You Will Know Me

“Jesus, Hailey, what do you—”

“Your daughter’s a fucking animal.”

There was a click, and silence.



Seated on the edge of the bed, Katie stared at her feet on the bedroom carpet, trying to catch her breath, trying to control herself.

There were all kinds of troubling ways grief could work on people. Probing with hard fingers, scraping underneath old scars. Maybe Hailey needed a focus, she told herself. A gathering point. Though why she had landed on Devon, Katie couldn’t guess.

Except she could. There were many things she’d had to get used to as Devon’s mother, like when a competing gymnast said something about her daughter, calling her Boulder Shoulders, Bitchface, Ice Dyke, or when that science teacher accused her of cheating: “No one who misses that much school could score this high on a test.”

But those remarks were easy to dismiss, the anger fleeting, a hot wave that came over her and settled, Eric calming her, reminding her that some people would always be jealous of Devon, the way they were jealous of all beautiful and brilliant things.

From Hailey, though, it was different.
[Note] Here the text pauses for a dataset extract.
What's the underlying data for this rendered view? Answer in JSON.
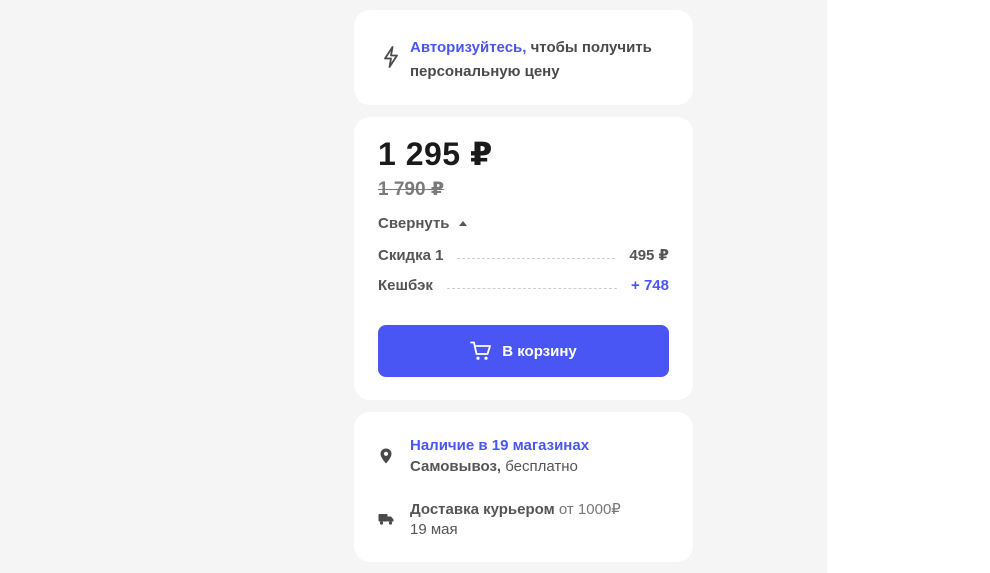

Those words, the sharp thwack of them—they were words she’d never heard Hailey use. It was like a Disney princess hurling foul epithets, oozing dirty talk. And the words made no sense. They seemed to spin from some far-off place and now latched hard in the center of her.

“Mom?”

Jolted, Katie looked up to see Devon in the doorway, showered, ponytail wet and sleek.

“Why were you yelling?”

“Was I?” she said.

“Who was that on the phone? I thought I heard you say ‘Hailey.’”

“No. Yes.”

“Why were you yelling at her?” Devon asked, her fingers running slow down her ponytail and landing at the bottom. “What did she want?”

“I don’t know,” Katie said. “She wasn’t making any sense.”

Everything felt backward. Katie was seated, still in her bathrobe, dripping all over the bedspread, as Devon loomed in the doorway, T-shirt straining over her muscled arms. Questioning her. And Katie was lying.

“Mom,” Devon said, eyes downcast, “what about the purple car that guy saw?”

Katie looked at her, not sure what to say. “Who told you about the car?”

Devon didn’t say anything.

“Did your dad tell you?”

Devon paused, then shook her head. “Everyone knows. Everyone’s texting about it.”

“Honey,” she said, “all we know for sure is that Hailey’s not herself right now.”

“Kind of like Grandma?” The last few visits with Katie’s mom had spooked Devon. Once, she forgot Devon’s name and called her Marie, and then another time, which alarmed them all, she thought a leaf on the sidewalk was shrieking at her. Accusing her of things. It says I steal!

“If she calls you again,” Katie said, “tell me right away.”

“She can’t,” Devon said. “I blocked her.”

This sensible, sensible girl. A girl who knew how to protect herself. Never a daredevil, never stunting without a safety mat, without spotters. A girl for whom instability was the ultimate enemy. Who’d never known divorce or slamming doors or slamming fists. A girl whose home was a peaceful sanctum, even the basement padded. A life that had to be made safe because of the risks she put her body through. She was the most dangerous thing in her own life. Her body, the only dangerous thing.

“Good, Devon.”

“Dad told me to.”

Katie looked at her. Of course he did. “When?”

“This morning, before he left. He said to block her.”

Again, the feeling that, when it came to Devon, she was no longer at the center of things. That she was on the outside, rapping on the glass.



“Teddy, I’m calling about Hailey.” She didn’t even know what she was going to say, but she couldn’t stop herself. The minute she dropped Devon off at school, she pressed the number.

“Katie, dear,” answered Teddy, his voice gruff and creaky, wind whining in the background. “Don’t listen to what you might hear, okay? Or read.”

“Teddy, this isn’t about that eyewitness. It’s Hailey.”

“I can’t talk now,” he said. “I’m waiting for Ron.”

“Ron Wrigley? The attorney?”

“I think that’s him pulling up now.”

There was a rustle and then he hung up.



All day the picture kept returning, the picture of Hailey as Katie had always known her. That thick mane of yellow hair pushed back as she grasped those tumbling seven-year-olds by the waist, guiding all their landings. And especially that sunny, capable smile of hers.

Each time the picture returned it became stranger.

To imagine a darkness at the center of that bright-lit, summer-skinned, effortless girl was very hard. But she’d seen it, the contorted face on the other side of the patio door. And now she’d heard it too.

Of all the girls she’d guess to have a secret self inside, Hailey would have been the last, or close.